Como plataforma, Rebelo apresenta o que chama de programa dos “4Rs”: retomada do crescimento econômico, redução das desigualdades sociais, revalorização da democracia e reconstrução da agenda de defesa nacional. Em seu diagnóstico, o País deixou de explorar plenamente três eixos estratégicos do desenvolvimento: a agroindústria, a energia e a mineração, hoje, segundo ele, “imobilizados” por decisões políticas e jurídicas.

A candidatura também simboliza o rompimento definitivo com o campo político que o projetou nacionalmente. Rebelo foi ministro em diferentes governos petistas, presidiu a Câmara dos Deputados entre 2005 e 2007 e ocupou pastas estratégicas nos governos Lula e Dilma Rousseff. Após deixar o PCdoB em 2017, legenda na qual militou por quatro décadas, passou por PSB, Solidariedade, PDT e MDB, partido do qual se desfiliou recentemente.

Nos últimos anos, seu discurso se afastou da esquerda tradicional e passou a dialogar com setores conservadores. Em 2024, integrou a gestão do prefeito Ricardo Nunes como secretário municipal de Relações Internacionais. Também recebeu elogios públicos do ex-presidente Jair Bolsonaro, que chegou a mencioná-lo como possível ministro em uma eventual nova gestão.

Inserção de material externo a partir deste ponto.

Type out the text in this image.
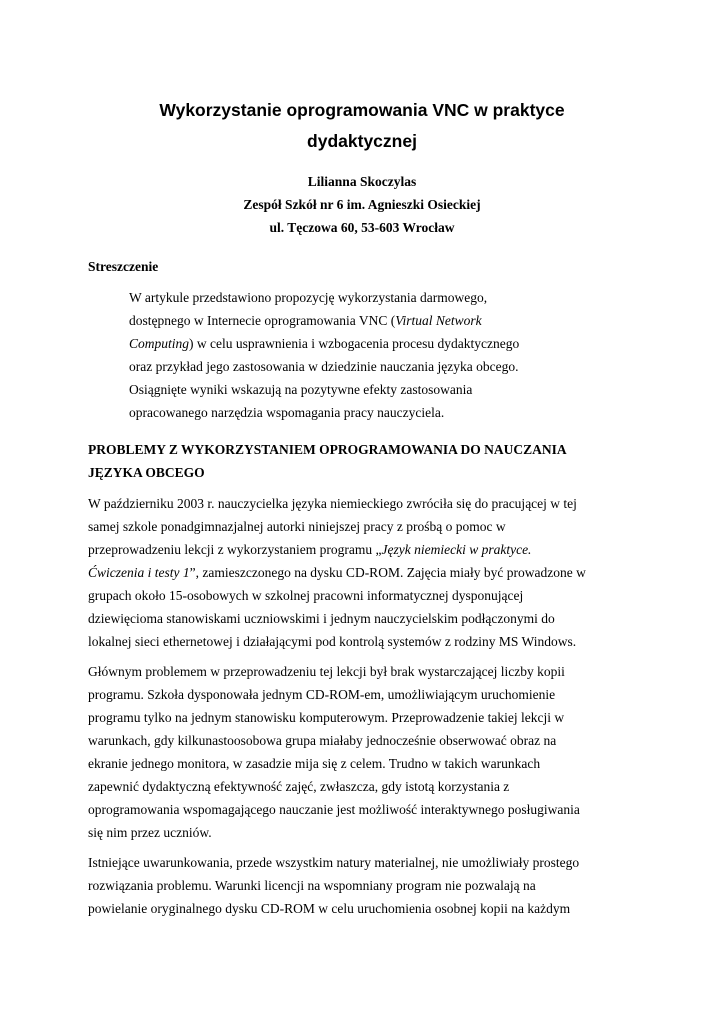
Wykorzystanie oprogramowania VNC w praktyce
dydaktycznej
Lilianna Skoczylas
Zespół Szkół nr 6 im. Agnieszki Osieckiej
ul. Tęczowa 60, 53-603 Wrocław
Streszczenie
W artykule przedstawiono propozycję wykorzystania darmowego,
dostępnego w Internecie oprogramowania VNC (Virtual Network
Computing) w celu usprawnienia i wzbogacenia procesu dydaktycznego
oraz przykład jego zastosowania w dziedzinie nauczania języka obcego.
Osiągnięte wyniki wskazują na pozytywne efekty zastosowania
opracowanego narzędzia wspomagania pracy nauczyciela.
PROBLEMY Z WYKORZYSTANIEM OPROGRAMOWANIA DO NAUCZANIA
JĘZYKA OBCEGO
W październiku 2003 r. nauczycielka języka niemieckiego zwróciła się do pracującej w tej
samej szkole ponadgimnazjalnej autorki niniejszej pracy z prośbą o pomoc w
przeprowadzeniu lekcji z wykorzystaniem programu „Język niemiecki w praktyce.
Ćwiczenia i testy 1”, zamieszczonego na dysku CD-ROM. Zajęcia miały być prowadzone w
grupach około 15-osobowych w szkolnej pracowni informatycznej dysponującej
dziewięcioma stanowiskami uczniowskimi i jednym nauczycielskim podłączonymi do
lokalnej sieci ethernetowej i działającymi pod kontrolą systemów z rodziny MS Windows.
Głównym problemem w przeprowadzeniu tej lekcji był brak wystarczającej liczby kopii
programu. Szkoła dysponowała jednym CD-ROM-em, umożliwiającym uruchomienie
programu tylko na jednym stanowisku komputerowym. Przeprowadzenie takiej lekcji w
warunkach, gdy kilkunastoosobowa grupa miałaby jednocześnie obserwować obraz na
ekranie jednego monitora, w zasadzie mija się z celem. Trudno w takich warunkach
zapewnić dydaktyczną efektywność zajęć, zwłaszcza, gdy istotą korzystania z
oprogramowania wspomagającego nauczanie jest możliwość interaktywnego posługiwania
się nim przez uczniów.
Istniejące uwarunkowania, przede wszystkim natury materialnej, nie umożliwiały prostego
rozwiązania problemu. Warunki licencji na wspomniany program nie pozwalają na
powielanie oryginalnego dysku CD-ROM w celu uruchomienia osobnej kopii na każdym
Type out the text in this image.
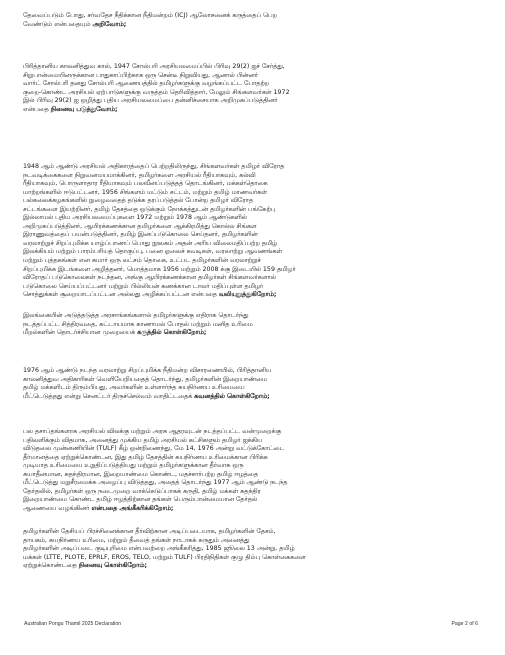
தேவைப்படும் போது, சர்வதேச நீதிக்கான நீதிமன்றம் (ICJ) ஆலோசனைக் கருத்தைப் பெற
வேண்டும் என்பதையும் அறிவோம்;

பிரித்தானிய காலனித்துவ கால், 1947 சோல்பரி அரசியலமைப்பில் பிரிவு 29(2) ஐச் சேர்த்து,
சிறுபான்மையினருக்கான பாதுகாப்பிற்காக ஒரு சென்டீ நிறுவியது, ஆனால் பின்னர்
வார்ட் சோல்பரி தனது சோல்பரி ஆணையத்தில் தமிழர்களுக்கு வழங்கப்பட்ட போதற்ற
குறை-கொண்ட அரசியல் ஏற்பாடுகளுக்கு வருத்தம் தெரிவித்தார், மேலும் சிங்களவர்கள் 1972
இல் பிரிவு 29(2) ஐ ஒழித்து புதிய அரசியலமைப்பை தன்னிச்சையாக அறிமுகப்படுத்தினர்
என்பதை நினைவு படுத்துவோம்;

1948 ஆம் ஆண்டு அரசியல் அதிகாரத்தைப் பெற்றதிலிருந்து, சிங்களவர்கள் தமிழர் விரோத
நடவடிக்கைகளை நிறுவனமயமாக்கினர், தமிழர்களை அரசியல் ரீதியாகவும், கல்வி
ரீதியாகவும், பொருளாதார ரீதியாகவும் பலவீனப்படுத்தத் தொடங்கினர், மக்கள்தொகை
மாற்றங்களில் ஈடுபட்டனர், 1956 சிங்களம் மட்டும் சட்டம், மற்றும் தமிழ் மாணவர்கள்
பல்கலைக்கழகங்களில் நுழைவதைத் தடுக்க தரப்படுத்தல் போன்ற தமிழர் விரோத
சட்டங்களை இயற்றினர், தமிழ் தேசத்தை ஒடுக்கும் நோக்கத்துடன் தமிழர்களின் பங்கேற்பு
இல்லாமல் புதிய அரசியலமைப்புகளை 1972 மற்றும் 1978 ஆம் ஆண்டுகளில்
அறிமுகப்படுத்தினர், ஆயிரக்கணக்கான தமிழர்களை ஆக்கிரமித்து கொல்ல சிங்கள
இராணுவத்தைப் பயன்படுத்தினர், தமிழ் இனப்படுகொலை செய்தனர், தமிழர்களின்
வரலாற்றுச் சிறப்புமிக்க யாழ்ப்பாணப் பொது நூலகம் அதன் அரிய விலைமதிப்பற்ற தமிழ்
இலக்கியம் மற்றும் பாரம்பரியத் தொகுப்பு, பனை ஓலைச் சுவடிகள், வரலாற்று ஆவணங்கள்
மற்றும் புத்தகங்கள் என சுமார் ஒரு லட்சம் தொகை, உட்பட தமிழர்களின் வரலாற்றுச்
சிறப்புமிக்க இடங்களை அழித்தனர், மொத்தமாக 1956 மற்றும் 2008 க்கு இடையில் 159 தமிழர்
விரோதப் படுகொலைகள் நடந்தன, அங்கு ஆயிரக்கணக்கான தமிழர்கள் சிங்களவர்களால்
படுகொலை செய்யப்பட்டனர் மற்றும் பில்லியன் கணக்கான டாலர் மதிப்புள்ள தமிழர்
சொத்துக்கள் சூறையாடப்பட்டன அல்லது அழிக்கப்பட்டன என்பதை வலியுறுத்துகிறோம்;

இலங்கையின் அடுத்தடுத்த அரசாங்கங்களால் தமிழர்களுக்கு எதிராக தொடர்ந்து
நடத்தப்பட்ட சித்திரவதை, கட்டாயமாக காணாமல் போதல் மற்றும் மனித உரிமை
மீறல்களின் தொடர்ச்சியான முறையைக் கருத்தில் கொள்கிறோம்;

1976 ஆம் ஆண்டு நடந்த வரலாற்று சிறப்புமிக்க நீதிமன்ற விசாரணையில், பிரித்தானிய
காலனித்துவ அதிகாரிகள் வெளியேறியதைத் தொடர்ந்து, தமிழர்களின் இறையாண்மை
தமிழ் மக்களிடம் திரும்பியது, அவர்களின் உள்ளார்ந்த சுயநிர்ணய உரிமையை
மீட்டெடுத்தது என்று செனட்டர் திருச்செல்வம் வாதிட்டதைக் கவனத்தில் கொள்கிறோம்;

பல தசாப்தங்களாக அரசியல் விலக்கு மற்றும் அரசு ஆதரவுடன் நடத்தப்பட்ட வன்முறைக்கு
பதிலளிக்கும் விதமாக, அனைத்து முக்கிய தமிழ் அரசியல் கட்சிகளும் தமிழர் ஐக்கிய
விடுதலை முன்னணியின் (TULF) கீழ் ஒன்றிணைந்து, மே 14, 1976 அன்று வட்டுக்கோட்டை
தீர்மானத்தை ஏற்றுக்கொண்டன, இது தமிழ் தேசத்தின் சுயநிர்ணய உரிமைக்கான பிரிக்க
முடியாத உரிமையை உறுதிப்படுத்தியது மற்றும் தமிழர்களுக்கான தீர்வாக ஒரு
சுயாதீனமான, சுதந்திரமான, இறையாண்மை கொண்ட, மதச்சார்பற்ற தமிழ் ஈழத்தை
மீட்டெடுத்து மறுசீரமைக்க அழைப்பு விடுத்தது, அதைத் தொடர்ந்து 1977 ஆம் ஆண்டு நடந்த
தேர்தலில், தமிழர்கள் ஒரு நடைமுறை வாக்கெடுப்பாகக் கருதி, தமிழ் மக்கள் சுதந்திர
இறையாண்மை கொண்ட தமிழ் ஈழத்திற்கான தங்கள் பெரும்பான்மையான தேர்தல்
ஆணையை வழங்கினர் என்பதை அங்கீகரிக்கிறோம்;

தமிழர்களின் தேசியப் பிரச்சினைக்கான தீர்விற்கான அடிப்படையாக, தமிழர்களின் தேசம்,
தாயகம், சுயநிர்ணய உரிமை, மற்றும் தீவைத் தங்கள் நாடாகக் கருதும் அனைத்து
தமிழர்களின் அடிப்படை குடியுரிமை என்பவற்றை அங்கீகரித்து, 1985 ஜூலை 13 அன்று, தமிழ்
மக்கள் (LTTE, PLOTE, EPRLF, EROS, TELO, மற்றும் TULF) பிரதிநிதிகள் குழு திம்பு கொள்கைகளை
ஏற்றுக்கொண்டதை நினைவு கொள்கிறோம்;

Australian Pongu Thamil 2025 Declaration	Page 2 of 6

Ao criticar o atual governo, Rebelo afirma que Lula não exerce autoridade plena e estaria “refém” do STF. Para ele, o Executivo perdeu força política, o Congresso avançou sobre atribuições do governo por meio do orçamento e o Judiciário extrapolou seus limites constitucionais. Na sua avaliação, o País vive um desequilíbrio entre os Poderes e precisa “reunir o poder blindado” para recuperar governabilidade.

Nesse contexto, o ex-ministro defende uma anistia ampla aos envolvidos nos atos golpistas e à própria cúpula política associada a esses episódios. Segundo Rebelo, a pacificação nacional passaria pelo esquecimento institucional dos conflitos recentes, permitindo que o País concentre esforços em agendas estruturais de longo prazo.

A candidatura pelo Democracia Cristã também representa uma mudança simbólica no partido, que não lança um novo nome à Presidência desde 1998. Com a saída de José Maria Eymael da direção da legenda, Rebelo assume o protagonismo e aposta em um discurso de ruptura com o atual arranjo político, institucional e econômico do País, buscando se apresentar como alternativa fora do eixo tradicional do poder.